Beirut Spring

Blogging Lebanon
since 2005

About

This post is more than 14 years old

Remember that politics move quickly, and people and their opinions evolve.

Is Lebanon’s Self-Regulating Chaos a Good Thing?

September 28, 2011 · Mustapha Hamoui

Many writers, including Michael Young, Elias Muhanna (a.k.a Qifa Nabki) and yours truly have regularly argued that Lebanon’s unique form of democracy — where the checks and balances of sectarian rivalry make for an inhospitable environment for dictatorship — is on balance a good thing because it allows for a modicum of free expression and progress.

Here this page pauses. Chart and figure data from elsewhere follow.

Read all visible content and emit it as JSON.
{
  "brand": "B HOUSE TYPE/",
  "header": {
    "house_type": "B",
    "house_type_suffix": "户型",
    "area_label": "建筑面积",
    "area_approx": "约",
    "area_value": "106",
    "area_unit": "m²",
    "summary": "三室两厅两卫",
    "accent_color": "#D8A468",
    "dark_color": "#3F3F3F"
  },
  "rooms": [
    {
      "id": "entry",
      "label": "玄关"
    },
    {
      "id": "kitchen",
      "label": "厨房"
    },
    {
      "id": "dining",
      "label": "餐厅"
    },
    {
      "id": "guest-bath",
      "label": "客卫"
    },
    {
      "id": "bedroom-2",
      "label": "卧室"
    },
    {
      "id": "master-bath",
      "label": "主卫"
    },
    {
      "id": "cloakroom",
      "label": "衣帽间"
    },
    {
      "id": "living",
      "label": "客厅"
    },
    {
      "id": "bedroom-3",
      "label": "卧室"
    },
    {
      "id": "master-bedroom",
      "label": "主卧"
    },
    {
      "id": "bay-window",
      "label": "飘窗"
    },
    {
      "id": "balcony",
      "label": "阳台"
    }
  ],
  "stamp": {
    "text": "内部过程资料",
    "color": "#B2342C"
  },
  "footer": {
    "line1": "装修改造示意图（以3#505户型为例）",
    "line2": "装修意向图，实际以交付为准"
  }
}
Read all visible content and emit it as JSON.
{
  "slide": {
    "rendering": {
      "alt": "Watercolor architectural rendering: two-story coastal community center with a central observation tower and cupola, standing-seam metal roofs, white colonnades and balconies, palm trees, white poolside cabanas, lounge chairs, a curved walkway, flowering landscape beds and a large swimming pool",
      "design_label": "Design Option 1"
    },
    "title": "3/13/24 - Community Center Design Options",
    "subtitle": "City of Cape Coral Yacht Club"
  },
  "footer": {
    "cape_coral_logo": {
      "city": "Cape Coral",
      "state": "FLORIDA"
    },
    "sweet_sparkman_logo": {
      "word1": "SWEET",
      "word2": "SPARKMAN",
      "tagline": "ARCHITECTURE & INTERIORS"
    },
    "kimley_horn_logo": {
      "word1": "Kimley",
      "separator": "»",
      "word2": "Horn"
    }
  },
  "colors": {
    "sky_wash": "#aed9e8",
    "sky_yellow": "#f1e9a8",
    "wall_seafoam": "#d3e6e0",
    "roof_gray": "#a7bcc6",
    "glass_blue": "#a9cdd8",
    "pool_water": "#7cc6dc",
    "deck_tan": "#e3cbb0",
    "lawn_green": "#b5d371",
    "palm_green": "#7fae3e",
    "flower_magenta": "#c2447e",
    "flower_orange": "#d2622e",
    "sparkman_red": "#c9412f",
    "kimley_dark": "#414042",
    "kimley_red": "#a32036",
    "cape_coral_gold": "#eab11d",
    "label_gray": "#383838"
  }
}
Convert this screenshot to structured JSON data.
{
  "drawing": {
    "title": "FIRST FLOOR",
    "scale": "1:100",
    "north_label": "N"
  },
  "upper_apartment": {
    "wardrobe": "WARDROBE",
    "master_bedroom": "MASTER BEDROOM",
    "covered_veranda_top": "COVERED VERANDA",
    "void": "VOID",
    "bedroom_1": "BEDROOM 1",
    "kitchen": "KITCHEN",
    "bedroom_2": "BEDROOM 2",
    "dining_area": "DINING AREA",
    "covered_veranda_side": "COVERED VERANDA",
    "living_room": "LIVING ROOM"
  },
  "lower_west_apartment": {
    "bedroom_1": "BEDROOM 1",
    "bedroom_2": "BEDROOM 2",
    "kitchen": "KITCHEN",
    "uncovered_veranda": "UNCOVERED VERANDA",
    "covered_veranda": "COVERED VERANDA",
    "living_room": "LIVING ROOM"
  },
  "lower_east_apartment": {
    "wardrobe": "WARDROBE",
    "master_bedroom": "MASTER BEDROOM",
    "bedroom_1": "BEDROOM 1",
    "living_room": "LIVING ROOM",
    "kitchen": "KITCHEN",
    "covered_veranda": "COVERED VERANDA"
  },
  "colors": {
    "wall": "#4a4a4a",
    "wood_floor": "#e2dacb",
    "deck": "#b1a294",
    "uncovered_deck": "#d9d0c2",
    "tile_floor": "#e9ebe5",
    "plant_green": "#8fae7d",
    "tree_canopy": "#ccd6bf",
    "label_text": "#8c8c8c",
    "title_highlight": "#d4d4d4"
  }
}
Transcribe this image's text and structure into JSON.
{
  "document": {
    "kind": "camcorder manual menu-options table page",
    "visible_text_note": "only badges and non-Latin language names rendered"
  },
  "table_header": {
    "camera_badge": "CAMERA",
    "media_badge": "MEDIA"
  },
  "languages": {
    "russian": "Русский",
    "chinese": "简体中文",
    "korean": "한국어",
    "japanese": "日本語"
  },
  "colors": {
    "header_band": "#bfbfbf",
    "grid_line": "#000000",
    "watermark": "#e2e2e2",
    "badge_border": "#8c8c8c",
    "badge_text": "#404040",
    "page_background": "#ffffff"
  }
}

Nicholas Noe of Beirut Exchange disputes that:

[The system] does work for Achrafieh intellectuals, for foreigners like myself, for visitors and of course for wealthy people in general. [But it] does NOT work for the overwhelming number of citizens, even if it holds out the rhetoric and reality of some limited personal freedoms and movement. This is one essential problem with Young’s argument in his book — it takes a dim view on the expressed desires of huge segments of the population and revels in way an elite driven system opens up space for personal freedom.

He could be right. This could indeed be an elite-only fantasy. But a weak state and competing zaims do have some practical benefits even for the lesser off. For example, if a poor man in Tripoli gets sick, The Safadi Foundation, The Azm Foundation (Miqati) and the Future Foundation (Hariri) will all race to cover his medical expenses. Some people even fake illness, game the system and end up getting money from all three billionaire-funded foundations.

Evidently this is far from ideal. This is the very definition of healthcare with strings attached. But the argument is not that the system is good in absolute. It’s that it’s good by regional standards. In a place like Egypt, the same sick man has a higher probability of dying of neglect.